Dánae de Correggio
Este lienzo pintado por el artista italiano Correggio en el año 1531 se expone actualmente en la Galería Borghese de Roma, pero antes de eso, la obra ha tenido un largo periplo viajero y con diversos propietarios.
Originalmente fue un encargo de Federico II Gonzaga, primer duque de Mantua, quién decoró su Palacio Te con diversos cuadros dedicados al amor de Júpiter. Sin embargo, la obra no duró mucho allí, y tras fallecer el duque fue exportado a España. Allí posiblemente lo adquirió Leone Leoni, que trabajó para la monarquía española, y cuando regresó a Italia se llevó la obra con él. El hecho es que su hijo Pompeo, también escultor, se lo vendió a Rodolfo II, emperador del Sacro Imperio Germánico. Pero tampoco estuvo mucho en Praga, la capital imperial, ya que se convirtió en trofeo de guerra para Gustavo Adolfo, rey de Suecia, que se lo llevó a su palacio del país escandinavo.
Allí permaneció hasta mediados del siglo XVII cuando la reina Cristina de Suecia se trasladó a Roma tras abdicar. Y no se resistió a llevarse la obra de Correggio con ella. De desde entonces empozó a pasar por varios propietarios, tanto cardenales como aristócratas, entre ellos el duque de Orleans, por lo que se fue tanto a Inglaterra como a Francia. Y por azares del destino, Camilo Borghese la compró en París durante el año 1827. Desde entonces ha permanecido vinculada a ese apellido y hoy cuelga en las paredes de su villa romana.
En cuanto a la iconografía, la imagen de Dánae ha sido representada por numerosos artistas, desde Tiziano hasta el modernista Gustav Klimt. Y es que el tema es de lo más interesante. Dánae, según la mitología griega, fue la hija del rey Acrisio. Una mujer de la que se encaprichó el todopoderoso Zeus deseando tener un hijo con ella.
Para conseguirlo el dios se convirtió en lluvia dorada y contando con la ayuda de Cupido, fue recogida en forma de gotitas en una sábana. Esas gotas sirvieron para fecundar a la bella joven que al mismo tiempo se mantuvo virgen. Y de aquella singular relación nació Perseo.

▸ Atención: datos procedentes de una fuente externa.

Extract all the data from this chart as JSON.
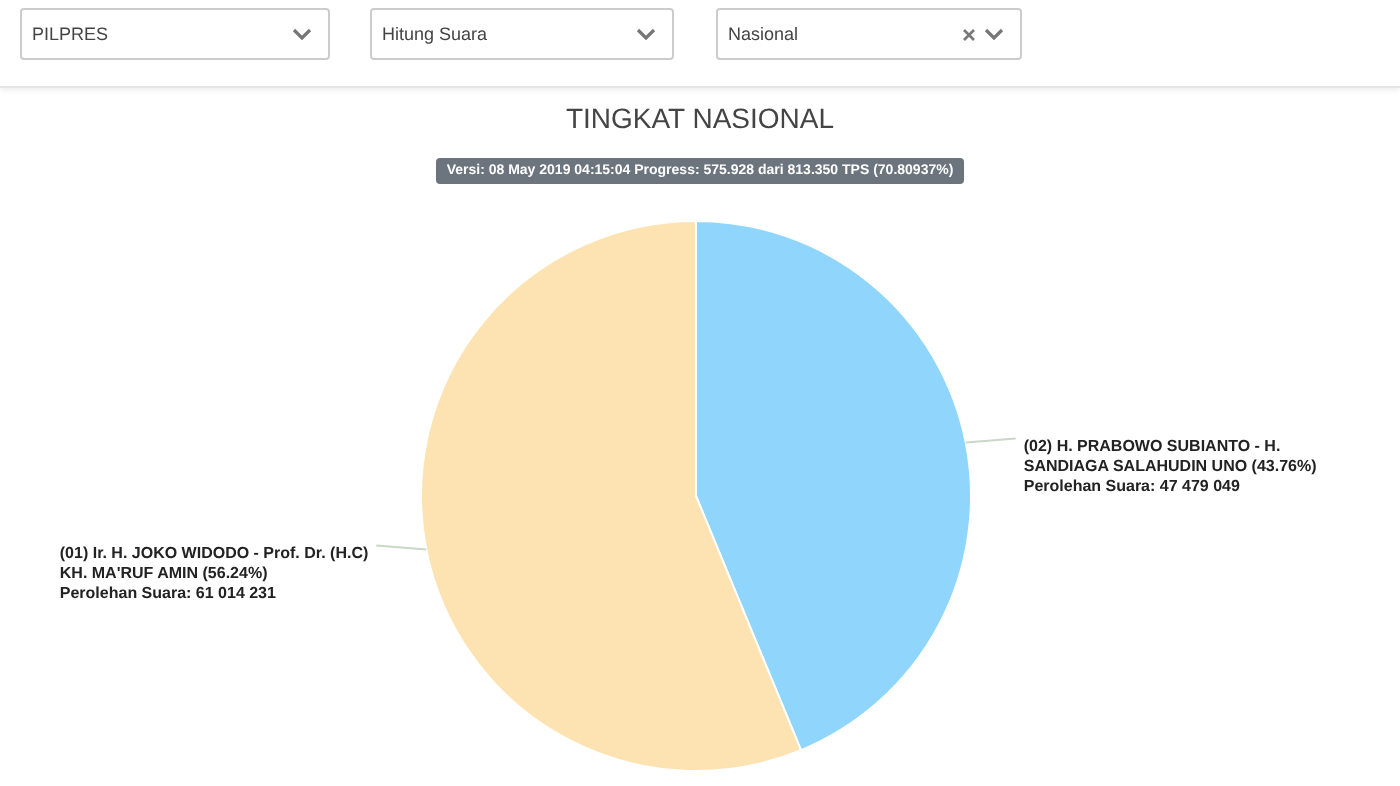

Independientemente de la narración, el cuadro es un derroche de virtuosismo por parte de este pintor del Renacimiento, sobre todo en lo referente a la luz. Se ve a través de la ventana una puesta de sol sobre el paisaje al aire libre. Y desde allí inunda de belleza y de luz el interior de la habitación. Además de que el cuerpo tan seductor de la muchacha se realza con el resplandor dorado y divino de la lluvia que desciende.